A Premium Idea for the Daily Dinner Dilemma
It’s the infamous question: “What’s for Dinner?” As the father of four, I absorb the brunt of family controversy at dinner time. While everyone else in the car verbalizes their preferences about what sounds good, this dad is thinking to himself, “How much do I want to spend tonight?” Everyone who knows me knows that I’m a self-proclaimed premium kind of guy. I don’t mind paying for quality, and although I’m hyper-aware of brands and positioning because of my job, I am a consumer, too. When it comes to dining out, the tradeoffs I am forced to consider bring me to two general choices: eat poorly and save money, or eat better and spend more.
After nearly 20 years of marriage, I’ve come to know that the what’s-for-dinner question is one my wife hates to face each day. I admit that when she’s out of town and I’m in charge (ugh!), I hate the question, too. I learned today at the IRI 2015 Summit that dollars spent dining out in 2014 surpassed dollars spent on at-home meals for the first time in history—a trend that is predicted to continue. This shift in consumer priorities provides an opportunity for innovative brands in the restaurant space to capitalize on something that has been overlooked in both family restaurants and QSR for quite some time: innovative packaging.
Yes, I said that right, packaging—both the leftover carryout options, and more importantly, the to-go order options. Restaurants should consider innovation as more than mere menu enhancement, but as something that solves a consumer problem. Grocers like Central Market provide various “Dinner for Two” solutions that are heat-and-serve, expensive, not that good, and by my observation, obsolete of family-size portions. But restauranteurs, especially more premium ones who need to command margin because of their quality, could be more creative in solving this most dreaded daily dilemma. In addition to offering the entire menu as take-out, how about a limited menu of 4-person or 6-person meal solutions that “contain” the price point, offer some packaging convenience, and give more value than the order-straight-off-the-menu route? Even bundling a substantial carry-out order with add-ons like sharable desserts or free drinks (which come at such a small cost to restaurants, anyway) could up the ante in perceived value for the premium carry-out consumer. Remember, the premium consumer is loyal, needs to see value in his or her purchase, and pays a premium on a repeat purchase if set expectations are met. With the increased frequency of dining out, dropping 60 to 100 bucks for dinner every night isn’t sustainable. Someone should capitalize on this uptick.

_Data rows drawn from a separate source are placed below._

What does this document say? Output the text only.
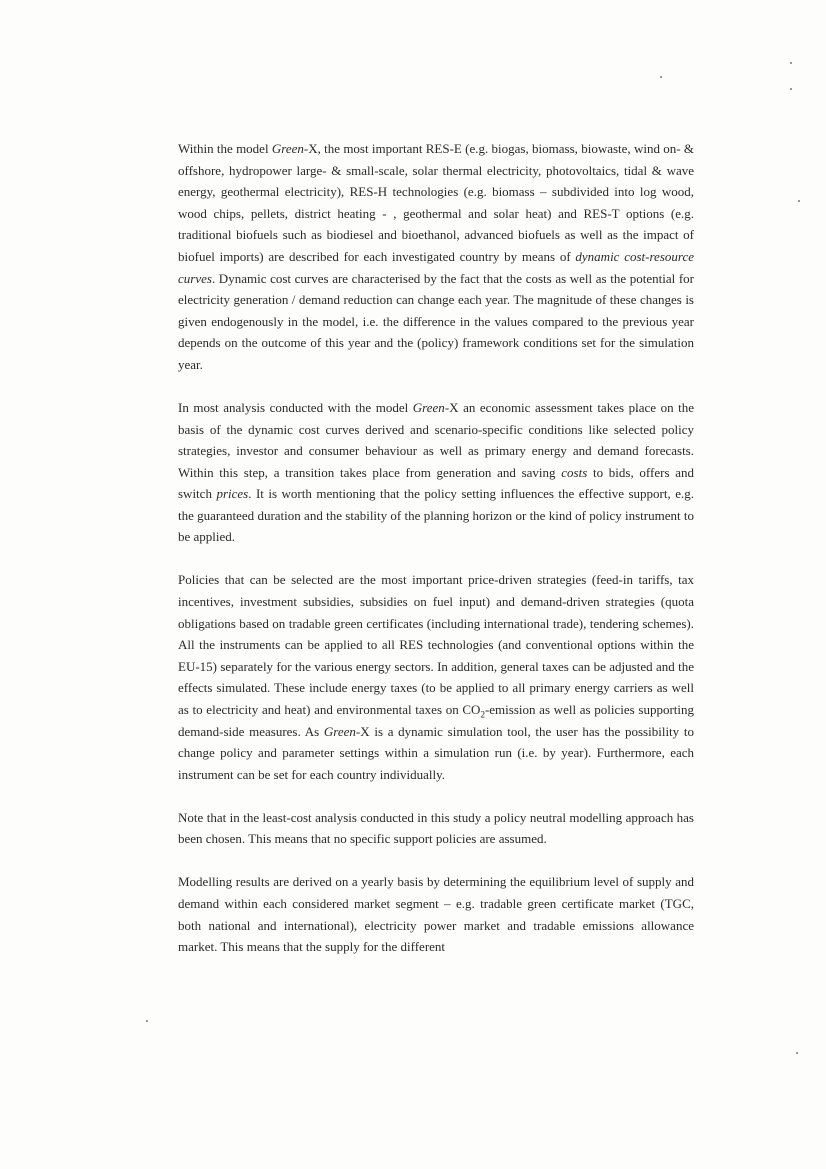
Within the model Green-X, the most important RES-E (e.g. biogas, biomass, biowaste, wind on- & offshore, hydropower large- & small-scale, solar thermal electricity, photovoltaics, tidal & wave energy, geothermal electricity), RES-H technologies (e.g. biomass – subdivided into log wood, wood chips, pellets, district heating - , geothermal and solar heat) and RES-T options (e.g. traditional biofuels such as biodiesel and bioethanol, advanced biofuels as well as the impact of biofuel imports) are described for each investigated country by means of dynamic cost-resource curves. Dynamic cost curves are characterised by the fact that the costs as well as the potential for electricity generation / demand reduction can change each year. The magnitude of these changes is given endogenously in the model, i.e. the difference in the values compared to the previous year depends on the outcome of this year and the (policy) framework conditions set for the simulation year.

In most analysis conducted with the model Green-X an economic assessment takes place on the basis of the dynamic cost curves derived and scenario-specific conditions like selected policy strategies, investor and consumer behaviour as well as primary energy and demand forecasts. Within this step, a transition takes place from generation and saving costs to bids, offers and switch prices. It is worth mentioning that the policy setting influences the effective support, e.g. the guaranteed duration and the stability of the planning horizon or the kind of policy instrument to be applied.

Policies that can be selected are the most important price-driven strategies (feed-in tariffs, tax incentives, investment subsidies, subsidies on fuel input) and demand-driven strategies (quota obligations based on tradable green certificates (including international trade), tendering schemes). All the instruments can be applied to all RES technologies (and conventional options within the EU-15) separately for the various energy sectors. In addition, general taxes can be adjusted and the effects simulated. These include energy taxes (to be applied to all primary energy carriers as well as to electricity and heat) and environmental taxes on $CO_2$-emission as well as policies supporting demand-side measures. As Green-X is a dynamic simulation tool, the user has the possibility to change policy and parameter settings within a simulation run (i.e. by year). Furthermore, each instrument can be set for each country individually.

Note that in the least-cost analysis conducted in this study a policy neutral modelling approach has been chosen. This means that no specific support policies are assumed.

Modelling results are derived on a yearly basis by determining the equilibrium level of supply and demand within each considered market segment – e.g. tradable green certificate market (TGC, both national and international), electricity power market and tradable emissions allowance market. This means that the supply for the different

By general observation, we all know that premium brands are worth more and can charge more, even in the sit-down-restaurant and the QSR space. Our agency’s work across various categories confirms that there’s a common characteristic of premium brands: they innovate. Even middle-of-the-road brands that innovate tend to move themselves up on the premium spectrum over time (like what Audi has done; WOW!), and premium brands that don’t innovate seem to lose their premium luster over time (think Saab). Our Premium Brand Index data confirms these common sense observations, as seen in the increase of “premiumness” for brands in QSR like Panera Bread (think of their addition of digital ordering capabilities) and surprisingly, Chili’s (think of their table-top kiosks for entertainment and processing payments). Restaurants that innovate around elegantly solving consumer needs will be able to grow their volume and share in ways that don’t compromise their brand equity, especially if they can tell my wife what’s for dinner.